Das oberste deutsche Steuergericht muss entscheiden, ob für Fahrten zwischen Wohnung und Betriebsstätte grundsätzlich ein pauschaler Zuschlag von 0,03 Prozent des Fahrzeuglistenpreises pro Monat und Fahrtkilometer berechnet werden muss - oder ob auch eine genaue Abrechnung nach Fahrtagen möglich ist.

Im Streitfall nutzte eine selbstständige Ärztin den Dienstwagen auch für Fahrten zwischen Wohnung und Praxis. Ein Fahrtenbuch führte sie nicht, so dass 1 Prozent des Fahrzeug-Bruttolistenpreises pro Monat als Nutzungsvorteil versteuert wurde. Für den Weg zwischen Wohnung und Betriebsstätte verlangte die Finanzverwaltung pauschal einen Zuschlag von 0,03 Prozent des Fahrzeug-Bruttolistenpreises pro Monat und Entfernungskilometer. Die Ärztin wollte hingegen taggenau abrechnen, da sie nur an wenigen Tagen im Monat mit dem Dienstwagen zur Praxis fuhr. Bei Arbeitnehmern ist eine genaue Abrechnung mit 0,002 Prozent des Listenpreises pro Tag und Fahrtkilometer möglich, darauf berief sich die Klägerin.

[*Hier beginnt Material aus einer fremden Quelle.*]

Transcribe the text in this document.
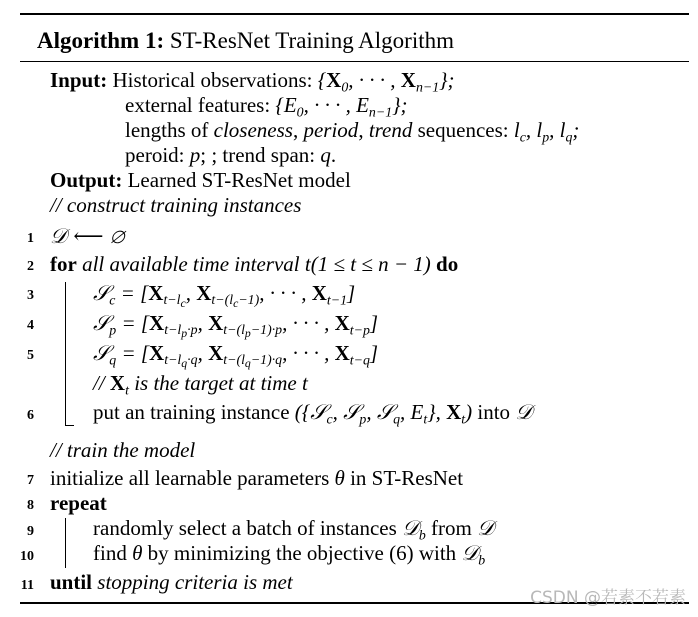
Algorithm 1: ST-ResNet Training Algorithm
Input: Historical observations: {$X_0$, · · · , $X_{n-1}$};
external features: {$E_0$, · · · , $E_{n-1}$};
lengths of closeness, period, trend sequences: $l_c$, $l_p$, $l_q$;
peroid: p; ; trend span: q.
Output: Learned ST-ResNet model
// construct training instances
1 𝒟 ⟵ ∅
2 for all available time interval t(1 ≤ t ≤ n − 1) do
3	𝒮$_c$ = [$X_{t-l_c}$, $X_{t-(l_c-1)}$, · · · , $X_{t-1}$]
4	𝒮$_p$ = [$X_{t-l_p\cdot p}$, $X_{t-(l_p-1)\cdot p}$, · · · , $X_{t-p}$]
5	𝒮$_q$ = [$X_{t-l_q\cdot q}$, $X_{t-(l_q-1)\cdot q}$, · · · , $X_{t-q}$]
// $X_t$ is the target at time t
6	put an training instance ({𝒮$_c$, 𝒮$_p$, 𝒮$_q$, $E_t$}, $X_t$) into 𝒟
// train the model
7 initialize all learnable parameters θ in ST-ResNet
8 repeat
9	randomly select a batch of instances 𝒟$_b$ from 𝒟
10	find θ by minimizing the objective (6) with 𝒟$_b$
11 until stopping criteria is met
CSDN @若素不若素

Das Finanzgericht Düsseldorf wies die Klage ab, ließ aber die Revision zum Bundesfinanzhof zu. Das Verfahren ist dort unter dem Aktenzeichen III R 25/14 anhängig. Unternehmer, die den Dienstwagen nur gelegentlich für Fahrten zwischen Wohnung und Betriebsstätte nutzen, sollten sich auf dieses Verfahren beziehen und eine genaue Abrechnung nach Fahrtagen verlangen. Bei weniger als 15 Fahrten pro Monat zum Betrieb ist die genaue Abrechnung nach Tagen günstiger.